Le 5 août dernier, la Mission Multinationale de Soutien à la Sécurité (MSS) a publié un communiqué dans lequel elle affirme avoir renforcé sa présence sécuritaire en Haïti, en collaboration avec la Police nationale d’Haïti (PNH). Selon ce texte, des patrouilles mobiles et statiques ont été déployées dans la capitale et plusieurs zones stratégiques du pays. Ces mesures auraient permis, selon la mission, d’assurer la tenue des examens officiels du NS4 sans incidents, de sécuriser des infrastructures clés comme l’aéroport international et le port, et de rouvrir des routes stratégiques dans des secteurs comme Delmas, Téléco, Kenscoff, Furcy et Pétion-Ville.
Le communiqué met également en avant la mise en place de bases opérationnelles avancées (FOBs) dans le centre-ville, à Pont Sondé et à l’Académie de Police. Ces bases viseraient à renforcer la réactivité et la présence des troupes dans les zones sensibles. Cependant, pour une partie croissante de la population et des analystes locaux, ce bilan dressé par la MSS ne reflète pas la réalité sur le terrain. Selon eux, le tableau brossé par la mission occulte les revers et donne une image artificiellement optimiste de la situation.

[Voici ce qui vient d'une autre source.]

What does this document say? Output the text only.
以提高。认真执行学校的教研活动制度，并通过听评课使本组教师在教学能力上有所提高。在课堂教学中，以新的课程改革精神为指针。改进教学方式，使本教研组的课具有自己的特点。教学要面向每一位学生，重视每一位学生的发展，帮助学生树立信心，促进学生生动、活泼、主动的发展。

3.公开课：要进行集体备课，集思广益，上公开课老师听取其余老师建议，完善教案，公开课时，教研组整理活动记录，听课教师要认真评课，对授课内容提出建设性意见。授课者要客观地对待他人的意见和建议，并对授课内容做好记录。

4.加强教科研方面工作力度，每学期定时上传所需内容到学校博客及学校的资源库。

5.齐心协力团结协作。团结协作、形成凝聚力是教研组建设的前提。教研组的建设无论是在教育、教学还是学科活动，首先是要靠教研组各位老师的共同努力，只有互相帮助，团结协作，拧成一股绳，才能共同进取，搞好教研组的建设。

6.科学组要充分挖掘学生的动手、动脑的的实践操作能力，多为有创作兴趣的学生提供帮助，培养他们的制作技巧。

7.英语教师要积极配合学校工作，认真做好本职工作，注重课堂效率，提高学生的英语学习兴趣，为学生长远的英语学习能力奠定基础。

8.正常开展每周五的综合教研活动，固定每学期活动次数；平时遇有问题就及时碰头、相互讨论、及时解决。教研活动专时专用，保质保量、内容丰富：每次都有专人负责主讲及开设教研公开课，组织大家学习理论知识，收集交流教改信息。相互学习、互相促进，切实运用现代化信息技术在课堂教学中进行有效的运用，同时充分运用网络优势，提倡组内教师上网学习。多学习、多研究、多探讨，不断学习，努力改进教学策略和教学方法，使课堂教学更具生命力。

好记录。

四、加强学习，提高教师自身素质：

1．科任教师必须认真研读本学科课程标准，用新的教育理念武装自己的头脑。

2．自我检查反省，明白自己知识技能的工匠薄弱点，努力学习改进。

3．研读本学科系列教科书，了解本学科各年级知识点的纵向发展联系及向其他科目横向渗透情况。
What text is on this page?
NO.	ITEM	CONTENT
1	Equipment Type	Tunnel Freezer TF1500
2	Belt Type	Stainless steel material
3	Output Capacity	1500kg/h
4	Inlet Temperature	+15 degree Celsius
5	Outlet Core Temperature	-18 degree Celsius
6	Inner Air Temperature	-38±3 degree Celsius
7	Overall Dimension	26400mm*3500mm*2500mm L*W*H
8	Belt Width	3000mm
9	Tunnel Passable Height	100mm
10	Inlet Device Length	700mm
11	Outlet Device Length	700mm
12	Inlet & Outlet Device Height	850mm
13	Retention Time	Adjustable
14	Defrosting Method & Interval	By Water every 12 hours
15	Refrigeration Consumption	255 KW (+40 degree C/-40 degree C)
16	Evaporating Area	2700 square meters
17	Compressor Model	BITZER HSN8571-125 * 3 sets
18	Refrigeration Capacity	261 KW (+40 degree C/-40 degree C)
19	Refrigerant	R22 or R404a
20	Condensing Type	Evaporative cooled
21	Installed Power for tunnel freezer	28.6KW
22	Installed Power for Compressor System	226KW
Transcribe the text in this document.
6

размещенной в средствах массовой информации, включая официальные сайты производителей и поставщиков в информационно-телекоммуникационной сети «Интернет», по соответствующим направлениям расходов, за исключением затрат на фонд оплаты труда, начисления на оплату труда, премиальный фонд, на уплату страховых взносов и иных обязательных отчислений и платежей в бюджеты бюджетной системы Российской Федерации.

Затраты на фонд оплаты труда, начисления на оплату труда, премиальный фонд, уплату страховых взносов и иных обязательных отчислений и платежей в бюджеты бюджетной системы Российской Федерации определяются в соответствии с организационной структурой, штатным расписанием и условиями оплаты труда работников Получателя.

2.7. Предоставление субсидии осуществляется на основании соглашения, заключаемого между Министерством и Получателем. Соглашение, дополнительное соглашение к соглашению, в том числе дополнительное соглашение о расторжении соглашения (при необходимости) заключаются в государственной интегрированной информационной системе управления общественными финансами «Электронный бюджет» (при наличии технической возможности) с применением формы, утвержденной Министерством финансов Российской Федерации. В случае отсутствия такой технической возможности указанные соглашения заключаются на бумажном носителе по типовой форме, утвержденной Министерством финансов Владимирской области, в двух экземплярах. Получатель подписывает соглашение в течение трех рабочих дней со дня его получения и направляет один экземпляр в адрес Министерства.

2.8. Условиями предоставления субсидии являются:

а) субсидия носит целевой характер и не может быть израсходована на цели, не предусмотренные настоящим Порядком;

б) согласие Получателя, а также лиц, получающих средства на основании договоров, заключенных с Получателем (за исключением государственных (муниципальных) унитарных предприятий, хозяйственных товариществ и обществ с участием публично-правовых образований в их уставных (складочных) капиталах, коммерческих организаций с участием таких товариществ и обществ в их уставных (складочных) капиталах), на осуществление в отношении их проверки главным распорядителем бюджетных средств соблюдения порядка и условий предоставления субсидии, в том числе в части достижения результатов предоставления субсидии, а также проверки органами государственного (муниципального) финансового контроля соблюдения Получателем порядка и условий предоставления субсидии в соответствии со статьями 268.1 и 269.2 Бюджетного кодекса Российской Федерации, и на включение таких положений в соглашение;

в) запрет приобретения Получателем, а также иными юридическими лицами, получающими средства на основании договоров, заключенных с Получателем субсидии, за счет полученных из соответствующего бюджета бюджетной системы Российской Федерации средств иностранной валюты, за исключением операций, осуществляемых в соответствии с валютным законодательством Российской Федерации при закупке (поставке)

Depuis le déploiement du contingent kényan en Haïti en juin 2025, les groupes armés n’ont pas reculé. Au contraire, de nouveaux territoires sont passés sous leur contrôle, notamment dans l’Artibonite, à Canaan, à Tabarre et même à proximité de la Route de l’Aéroport. Selon le dernier rapport de l’Organisation des États américains (OEA), plus de 90% de la capitale serait aujourd’hui contrôlée par des groupes criminels. Malgré quelques zones dites « pacifiées », les réseaux armés ont consolidé leur emprise sur le territoire, avec des armes de plus en plus lourdes et des stratégies plus audacieuses.
Les récentes attaques contre le commissariat de Pont Sondé, Mirebalais, les tentatives d’assaut sur le quartier de Téléco, le kidnapping d’enfants handicapés et de personnels de l’orphelinat « nos Petits-Frères et Soeurs » à Obléon-Kenscoff, dont une ressortissante irlandaise, ainsi que l’enlèvement de 5 personnels de l’UNICEF, montrent l’étendue des capacités de nuisance des gangs et la fragilité des forces de sécurité déployées.
Le dernier rapport de l’Organisation internationale pour les migrations (OIM), publié en juillet, révèle une situation alarmante : plus de 1,3 million de personnes déplacées à l’intérieur du pays, soit une augmentation de 24% par rapport à décembre 2024. Ces déplacés, majoritairement des femmes et des enfants, sont souvent relogés dans des conditions précaires, notamment dans des écoles abandonnées, des églises ou des camps improvisés. Beaucoup ont été déplacés à plusieurs reprises au cours des six derniers mois.
Alors que la MSS évoque des progrès, de la coordination et de la solidarité diplomatique, la réalité sur le terrain décrite par les populations locales et les analystes est bien différente. Les critiques soulignent une inefficacité opérationnelle, des retards logistiques, et une déconnexion totale entre les déclarations officielles et la détresse populaire. Seulement 1 000 agents ont été effectivement déployés, loin des 2 500 promis initialement. Pendant ce temps, les policiers de la MSS multiplient les formations sur les « droits humains » et les cadres participent à des réunions interminables dans des hôtels climatisés de Pétion-Ville, tandis que les populations fuient les massacres à Savane Pistache, à Pacot, à Cité Plus, à Carrefour-Feuilles, à Lascahobas et ailleurs.
Le communiqué du 5 août, signé par le porte-parole Jack Ombaka, se termine sur une note lyrique : « La MSS reste déterminée à soutenir Haïti dans la reconquête de sa dignité, de sa sécurité et de sa place dans le monde. » Cependant, pour beaucoup d’Haïtiens, ces paroles sonnent creux, voire insultantes. Quelle dignité pour une mère contrainte de fuir son quartier avec ses enfants sous les balles ? Quelle sécurité pour les déplacés de Delmas 33 ou de Solino, qui dorment à même le sol, sans eau ni latrines ?
Le dernier communiqué de la MSS ne convainc que ceux qui veulent y croire. Il flatte les partenaires internationaux, rassure les bailleurs de fonds, et alimente la rhétorique diplomatique. Mais il trahit les faits : l’insécurité progresse, les gangs s’enracinent, et la population souffre. À l’heure actuelle, la mission internationale semble plus préoccupée par sa propre justification que par sa mission première : protéger les civils et restaurer la souveraineté d’un État en défaillance.